Personal information
- Full name: Reginald Arthur Lord
- Born: 29 January 1905 Beckenham, Kent, England
- Died: 10 June 1997 (aged 92) Willingdon, Sussex, England
- Batting: Right-handed
- Bowling: Slow left-arm orthodox

Domestic team information
- 1924–1925: Oxford University

Career statistics
| Competition | First-class |
| Matches | 3 |
| Runs scored | 57 |
| Batting average | 9.50 |
| 100s/50s | –/– |
| Top score | 21 |
| Catches/stumpings | –/– |
- Source: Cricinfo, 25 July 2019

= Reginald Lord =

English cricketer

Reginald Arthur Lord (29 January 1905 – 10 June 1997) was an English first-class cricketer.

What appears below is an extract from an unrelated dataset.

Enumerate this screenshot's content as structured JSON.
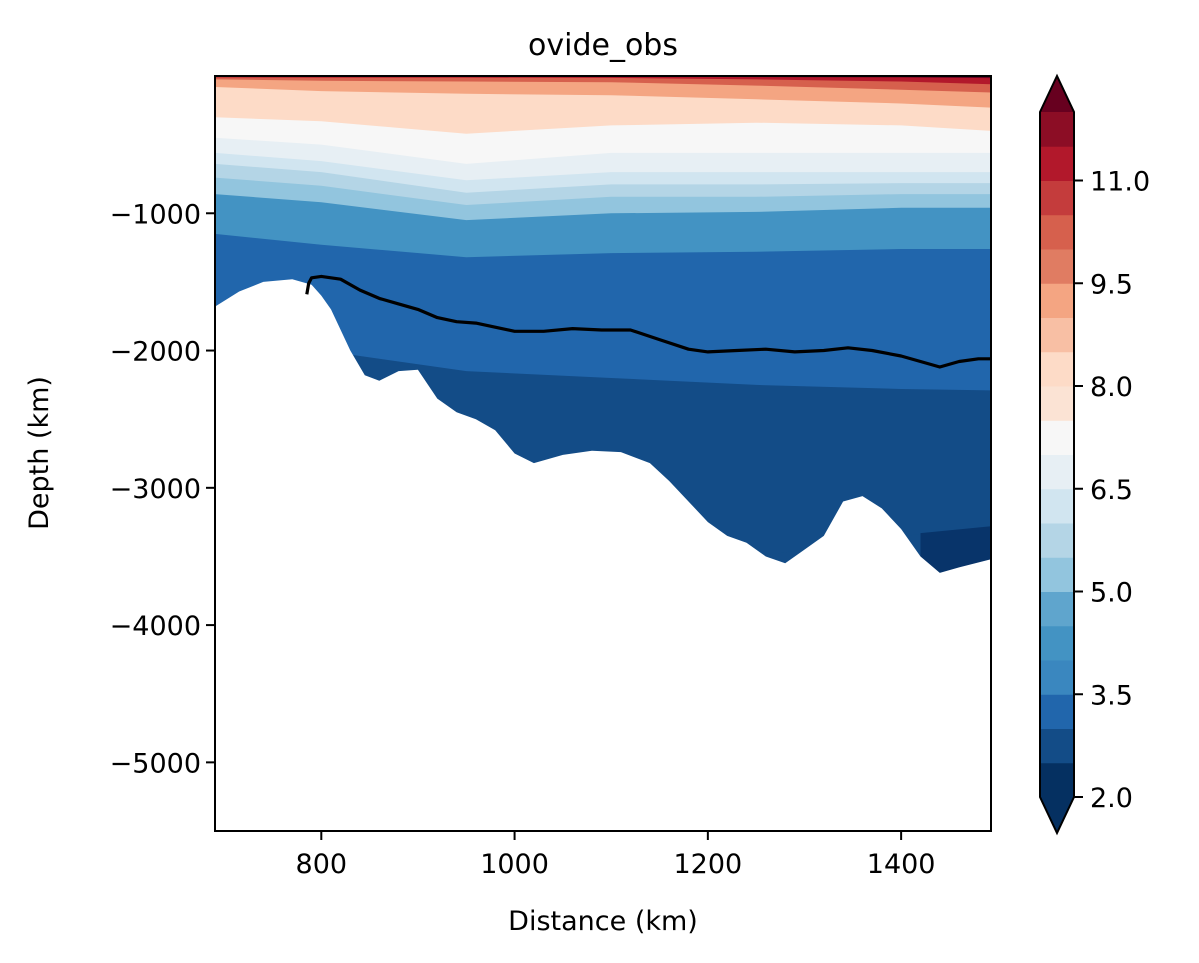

Lord was born at Beckenham in January 1905. He was educated at Marlborough College, before going up to St John's College, Oxford. While studying at Oxford, he made his debut in first-class cricket for Oxford University against Middlesex at Oxford in 1924. He made two further appearances in first-class cricket, making a further appearance for Oxford against the Free Foresters in 1925, before playing against Oxford for H. D. G. Leveson-Gower's XI at Eastbourne in 1926. He scored 57 runs in his three first-class matches, with a high score of 21. He later served in the Second World War with the Royal Air Force, enlisting as a pilot officer in August 1940. He was promoted to the rank of flight lieutenant in November 1941, while in January 1943 he was made a temporary squadron leader. He resigned his commission nine years after the conclusion of the war, in July 1954, retaining the rank of squadron leader. Following the war, he taught for nearly fifty years at the St Bede's School, Eastbourne. He was still teaching four mornings a week in 1993, when he was 88. He died in June 1997 at Willingdon, Sussex.